Most visitors treated it as scenery.

The river did not.

A woman in a bright yellow windbreaker tilted her phone to capture the view. A man beside her crouched, peering into the water as though expecting something to rise and meet his gaze.

“Is that sign, like… actually enforced?” a teenage boy asked, nodding toward it. “Or is it just, you know—local flavor?”

Laughter rippled through the group.

Finn inhaled, already assembling the response he’d given a hundred times. Something light. Something dismissive enough to keep people comfortable, serious enough to discourage stupidity.

Before he could speak, another voice answered.

“It’s enforced.”

The sound cut cleanly through the laughter.

Finn closed his eyes briefly, then opened them.

Aunt Moira stood a few paces back from the trail, half-hidden beneath the wide leaves of an alder tree. She held a woven basket against her hip, reeds darkened with age and use. Her jacket was old but carefully maintained, patched at the elbows, the zipper replaced twice over. Grey threaded through her dark hair, which was pulled into a tight knot at the nape of her neck.

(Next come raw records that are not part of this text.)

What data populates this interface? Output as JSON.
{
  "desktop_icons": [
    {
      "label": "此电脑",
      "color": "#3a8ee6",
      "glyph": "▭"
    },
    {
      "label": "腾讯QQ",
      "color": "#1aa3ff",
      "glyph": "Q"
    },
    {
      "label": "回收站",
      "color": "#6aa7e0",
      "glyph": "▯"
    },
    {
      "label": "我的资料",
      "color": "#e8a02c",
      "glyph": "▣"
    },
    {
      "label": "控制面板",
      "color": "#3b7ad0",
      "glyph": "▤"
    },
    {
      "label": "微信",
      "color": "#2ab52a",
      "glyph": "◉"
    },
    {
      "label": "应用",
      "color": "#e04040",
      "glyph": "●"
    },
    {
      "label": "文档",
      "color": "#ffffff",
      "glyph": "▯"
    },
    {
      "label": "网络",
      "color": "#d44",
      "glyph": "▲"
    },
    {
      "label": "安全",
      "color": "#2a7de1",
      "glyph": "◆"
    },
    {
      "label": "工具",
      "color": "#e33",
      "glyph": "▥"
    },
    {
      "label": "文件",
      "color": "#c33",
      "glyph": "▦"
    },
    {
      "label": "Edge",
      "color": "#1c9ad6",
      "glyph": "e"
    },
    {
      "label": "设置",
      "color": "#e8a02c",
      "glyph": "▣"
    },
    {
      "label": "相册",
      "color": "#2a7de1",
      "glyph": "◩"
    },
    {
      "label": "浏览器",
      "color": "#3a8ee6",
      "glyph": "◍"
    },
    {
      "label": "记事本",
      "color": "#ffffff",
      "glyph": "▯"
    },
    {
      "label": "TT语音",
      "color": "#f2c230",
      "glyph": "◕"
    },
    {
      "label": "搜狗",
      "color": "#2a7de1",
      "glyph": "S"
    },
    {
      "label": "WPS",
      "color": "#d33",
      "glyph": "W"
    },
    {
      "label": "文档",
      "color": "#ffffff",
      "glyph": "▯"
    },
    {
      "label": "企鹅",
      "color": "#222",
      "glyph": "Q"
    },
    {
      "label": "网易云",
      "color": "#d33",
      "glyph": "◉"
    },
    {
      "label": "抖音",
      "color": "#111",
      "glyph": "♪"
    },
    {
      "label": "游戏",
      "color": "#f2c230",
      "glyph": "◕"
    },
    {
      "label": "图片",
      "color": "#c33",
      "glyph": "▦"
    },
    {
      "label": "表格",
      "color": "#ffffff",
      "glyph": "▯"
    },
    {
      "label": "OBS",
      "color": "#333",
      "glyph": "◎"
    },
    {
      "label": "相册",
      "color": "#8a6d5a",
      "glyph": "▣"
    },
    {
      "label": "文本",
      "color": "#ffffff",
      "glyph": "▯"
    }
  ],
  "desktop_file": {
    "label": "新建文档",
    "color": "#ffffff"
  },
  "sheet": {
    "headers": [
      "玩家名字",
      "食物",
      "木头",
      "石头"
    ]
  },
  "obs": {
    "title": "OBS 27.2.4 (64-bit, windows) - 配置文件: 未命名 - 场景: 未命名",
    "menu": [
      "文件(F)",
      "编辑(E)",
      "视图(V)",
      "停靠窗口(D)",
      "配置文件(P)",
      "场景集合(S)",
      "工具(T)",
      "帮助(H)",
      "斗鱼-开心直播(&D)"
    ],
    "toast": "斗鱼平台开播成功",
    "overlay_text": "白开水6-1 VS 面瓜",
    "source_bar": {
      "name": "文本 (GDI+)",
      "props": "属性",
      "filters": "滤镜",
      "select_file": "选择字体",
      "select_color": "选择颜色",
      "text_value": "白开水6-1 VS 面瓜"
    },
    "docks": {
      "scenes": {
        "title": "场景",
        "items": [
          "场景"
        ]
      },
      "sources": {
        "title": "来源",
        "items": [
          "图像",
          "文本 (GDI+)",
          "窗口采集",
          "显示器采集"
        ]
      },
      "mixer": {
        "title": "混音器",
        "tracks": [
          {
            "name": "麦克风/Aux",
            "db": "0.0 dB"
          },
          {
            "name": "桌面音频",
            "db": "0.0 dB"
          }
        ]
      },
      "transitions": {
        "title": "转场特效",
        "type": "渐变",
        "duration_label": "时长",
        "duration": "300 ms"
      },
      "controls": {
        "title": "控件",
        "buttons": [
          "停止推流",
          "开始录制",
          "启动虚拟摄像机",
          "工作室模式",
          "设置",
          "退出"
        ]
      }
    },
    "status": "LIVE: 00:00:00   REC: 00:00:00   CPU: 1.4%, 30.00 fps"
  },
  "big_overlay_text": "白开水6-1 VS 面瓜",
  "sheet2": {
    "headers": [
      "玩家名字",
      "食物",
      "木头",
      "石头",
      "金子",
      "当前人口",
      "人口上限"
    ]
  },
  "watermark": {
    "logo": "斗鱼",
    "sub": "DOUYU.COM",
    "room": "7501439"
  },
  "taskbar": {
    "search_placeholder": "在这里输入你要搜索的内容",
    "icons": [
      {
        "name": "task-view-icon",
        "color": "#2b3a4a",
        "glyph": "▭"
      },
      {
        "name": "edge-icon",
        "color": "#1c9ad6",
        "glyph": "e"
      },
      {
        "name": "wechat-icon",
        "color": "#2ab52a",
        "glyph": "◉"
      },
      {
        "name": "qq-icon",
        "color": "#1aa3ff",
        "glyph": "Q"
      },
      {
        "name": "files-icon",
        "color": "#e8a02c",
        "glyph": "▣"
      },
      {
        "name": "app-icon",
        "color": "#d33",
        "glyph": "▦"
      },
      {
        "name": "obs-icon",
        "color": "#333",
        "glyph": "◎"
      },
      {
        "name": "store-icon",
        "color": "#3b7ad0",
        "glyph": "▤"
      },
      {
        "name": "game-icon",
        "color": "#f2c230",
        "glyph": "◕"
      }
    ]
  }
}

She hadn’t announced herself. She never did.

Her eyes were fixed on the water.

“It’s there for a reason,” she said.

The laughter thinned, then vanished entirely.

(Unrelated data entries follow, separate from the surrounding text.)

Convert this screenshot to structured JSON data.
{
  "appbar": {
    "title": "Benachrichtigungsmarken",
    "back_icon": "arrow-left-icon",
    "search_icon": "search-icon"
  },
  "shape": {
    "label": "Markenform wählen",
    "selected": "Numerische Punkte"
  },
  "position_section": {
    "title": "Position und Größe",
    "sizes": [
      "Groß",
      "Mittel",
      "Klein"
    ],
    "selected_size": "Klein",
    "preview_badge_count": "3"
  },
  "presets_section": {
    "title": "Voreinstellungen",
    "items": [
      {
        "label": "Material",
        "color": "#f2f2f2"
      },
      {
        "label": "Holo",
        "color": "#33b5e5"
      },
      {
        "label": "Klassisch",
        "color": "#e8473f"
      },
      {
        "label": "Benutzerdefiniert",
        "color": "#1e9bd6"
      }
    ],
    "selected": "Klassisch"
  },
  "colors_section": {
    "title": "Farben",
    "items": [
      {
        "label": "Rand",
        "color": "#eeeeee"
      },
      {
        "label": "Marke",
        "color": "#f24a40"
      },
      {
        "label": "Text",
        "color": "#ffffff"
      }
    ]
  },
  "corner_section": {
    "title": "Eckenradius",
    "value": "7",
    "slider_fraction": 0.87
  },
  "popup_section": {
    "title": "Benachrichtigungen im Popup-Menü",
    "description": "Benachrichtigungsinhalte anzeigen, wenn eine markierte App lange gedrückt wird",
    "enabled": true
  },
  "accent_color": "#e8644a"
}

Finn turned toward her. “Aunt Moira,” he said, keeping his tone even, “we’re just—”

“Years ago,” she continued, not raising her voice and not looking at him, “there was a man who thought the rule didn’t apply to him.”

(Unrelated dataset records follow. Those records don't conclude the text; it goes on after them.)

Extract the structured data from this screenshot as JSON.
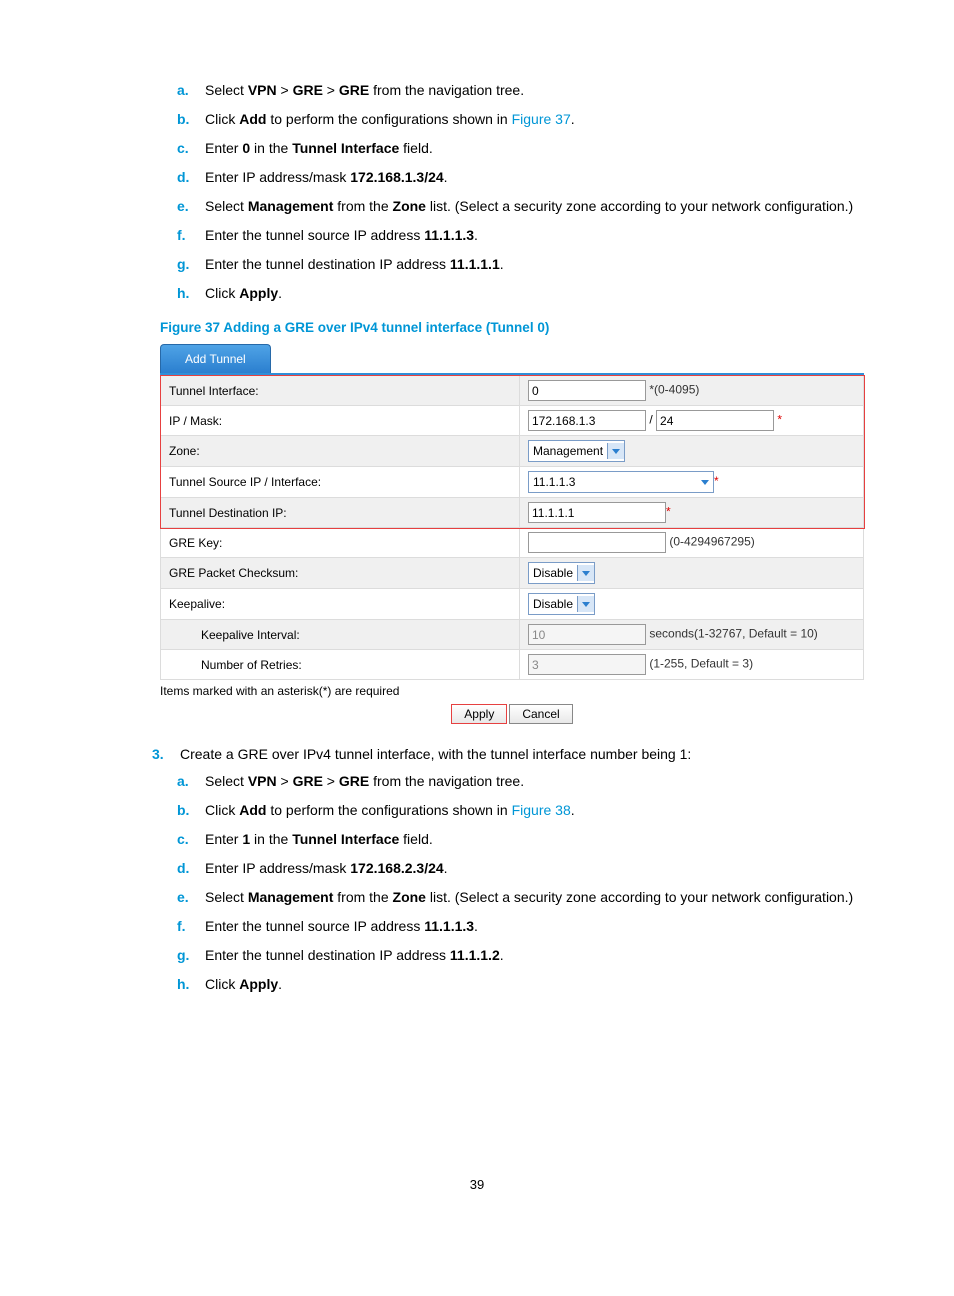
{
  "list1": {
    "a1": "Select ",
    "a2": "VPN",
    "a3": " > ",
    "a4": "GRE",
    "a5": " > ",
    "a6": "GRE",
    "a7": " from the navigation tree.",
    "b1": "Click ",
    "b2": "Add",
    "b3": " to perform the configurations shown in ",
    "b4": "Figure 37",
    "b5": ".",
    "c1": "Enter ",
    "c2": "0",
    "c3": " in the ",
    "c4": "Tunnel Interface",
    "c5": " field.",
    "d1": "Enter IP address/mask ",
    "d2": "172.168.1.3/24",
    "d3": ".",
    "e1": "Select ",
    "e2": "Management",
    "e3": " from the ",
    "e4": "Zone",
    "e5": " list. (Select a security zone according to your network configuration.)",
    "f1": "Enter the tunnel source IP address ",
    "f2": "11.1.1.3",
    "f3": ".",
    "g1": "Enter the tunnel destination IP address ",
    "g2": "11.1.1.1",
    "g3": ".",
    "h1": "Click ",
    "h2": "Apply",
    "h3": "."
  },
  "markers": {
    "a": "a.",
    "b": "b.",
    "c": "c.",
    "d": "d.",
    "e": "e.",
    "f": "f.",
    "g": "g.",
    "h": "h.",
    "n3": "3."
  },
  "figureTitle": "Figure 37 Adding a GRE over IPv4 tunnel interface (Tunnel 0)",
  "fig": {
    "tab": "Add Tunnel",
    "rows": {
      "tunIf": {
        "label": "Tunnel Interface:",
        "value": "0",
        "hint": "*(0-4095)"
      },
      "ipMask": {
        "label": "IP / Mask:",
        "ip": "172.168.1.3",
        "sep": "/",
        "mask": "24",
        "star": "*"
      },
      "zone": {
        "label": "Zone:",
        "value": "Management"
      },
      "src": {
        "label": "Tunnel Source IP / Interface:",
        "value": "11.1.1.3",
        "star": "*"
      },
      "dst": {
        "label": "Tunnel Destination IP:",
        "value": "11.1.1.1",
        "star": "*"
      },
      "greKey": {
        "label": "GRE Key:",
        "value": "",
        "hint": "(0-4294967295)"
      },
      "chk": {
        "label": "GRE Packet Checksum:",
        "value": "Disable"
      },
      "keep": {
        "label": "Keepalive:",
        "value": "Disable"
      },
      "keepInt": {
        "label": "Keepalive Interval:",
        "value": "10",
        "hint": "seconds(1-32767, Default = 10)"
      },
      "retries": {
        "label": "Number of Retries:",
        "value": "3",
        "hint": "(1-255, Default = 3)"
      }
    },
    "note": "Items marked with an asterisk(*) are required",
    "apply": "Apply",
    "cancel": "Cancel"
  },
  "step3": "Create a GRE over IPv4 tunnel interface, with the tunnel interface number being 1:",
  "list2": {
    "a1": "Select ",
    "a2": "VPN",
    "a3": " > ",
    "a4": "GRE",
    "a5": " > ",
    "a6": "GRE",
    "a7": " from the navigation tree.",
    "b1": "Click ",
    "b2": "Add",
    "b3": " to perform the configurations shown in ",
    "b4": "Figure 38",
    "b5": ".",
    "c1": "Enter ",
    "c2": "1",
    "c3": " in the ",
    "c4": "Tunnel Interface",
    "c5": " field.",
    "d1": "Enter IP address/mask ",
    "d2": "172.168.2.3/24",
    "d3": ".",
    "e1": "Select ",
    "e2": "Management",
    "e3": " from the ",
    "e4": "Zone",
    "e5": " list. (Select a security zone according to your network configuration.)",
    "f1": "Enter the tunnel source IP address ",
    "f2": "11.1.1.3",
    "f3": ".",
    "g1": "Enter the tunnel destination IP address ",
    "g2": "11.1.1.2",
    "g3": ".",
    "h1": "Click ",
    "h2": "Apply",
    "h3": "."
  },
  "pageNum": "39"
}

The river slid past the stones, bright and patient.

“He came out early,” Moira said. “Before the sun. Brought his line and his nets. Told himself he wasn’t hurting anyone.”

The woman in the yellow jacket lowered her phone. Someone shifted their weight, boots scraping stone.

“He never quite came back,” Moira finished.

The hush that followed felt heavier than silence should.

“What do you mean by that?” someone asked quietly.

“No body,” Moira said. “No crime. No blood. His boat was found downstream, tied up neat as you please. His boots were on the bank, side by side. But the man himself—” She paused, just long enough for the river’s murmur to fill the gap. “—the river kept the part of him it wanted.”

A bird startled from the reeds, wings beating sharply against the air.

Finn clapped his hands together, the sound too loud, too abrupt. “Alright,” he said, forcing brightness into his voice. “That’s enough folklore for one stop. Let’s keep moving. There’s an overlook ahead that’s worth the walk.”

The group obeyed, subdued now. Conversations didn’t resume. Footsteps fell more carefully, people glancing at the water with a new wariness, as if it might look back.

Finn fell into step beside Moira as they walked.

“You didn’t have to do that,” he muttered.

“I did,” she replied.

“You scared them.”

“They should be scared.”

He exhaled through his nose. “They’re tourists.”

“They’re people,” she said. “And people forget too easily what doesn’t remind them.”

They reached a bend in the trail where the river dipped lower, shadowed by rock and overhanging branches. Moira slowed, then stopped.

“You tell stories,” she said, finally turning to him. “I tell warnings. Both have their place. Don’t mistake one for the other.”

Before Finn could answer, she stepped off the path and disappeared between the trees, basket brushing leaves, already absorbed back into the landscape.

The group continued on.

At the back walked a man who hadn’t spoken once.

He was dressed too neatly for the riverbank, his dark jacket unwrinkled, his shoes spotless despite the mud. He moved with a careful economy, eyes sharp, missing nothing. While others admired the water’s sparkle or the way sunlight climbed the cliffs beyond, he studied the banks, the trail’s width, the access points where vehicles might reach the water.

When Finn slowed, the man matched his pace.

“Tom West,” he said, extending a hand. “I invest in properties like this.”

Finn shook it. Tom’s grip was firm, dry.

“It’s a beautiful place,” Tom continued. “Rare.”

“That’s the idea,” Finn said.

Tom nodded. “Who owns it?”

Finn glanced toward the river, where light fractured endlessly across the surface.

“No one,” he said. “That’s why it’s still here.”

Tom smiled, thin and thoughtful.

Behind them, River Lir flowed on—clear, brilliant, and listening.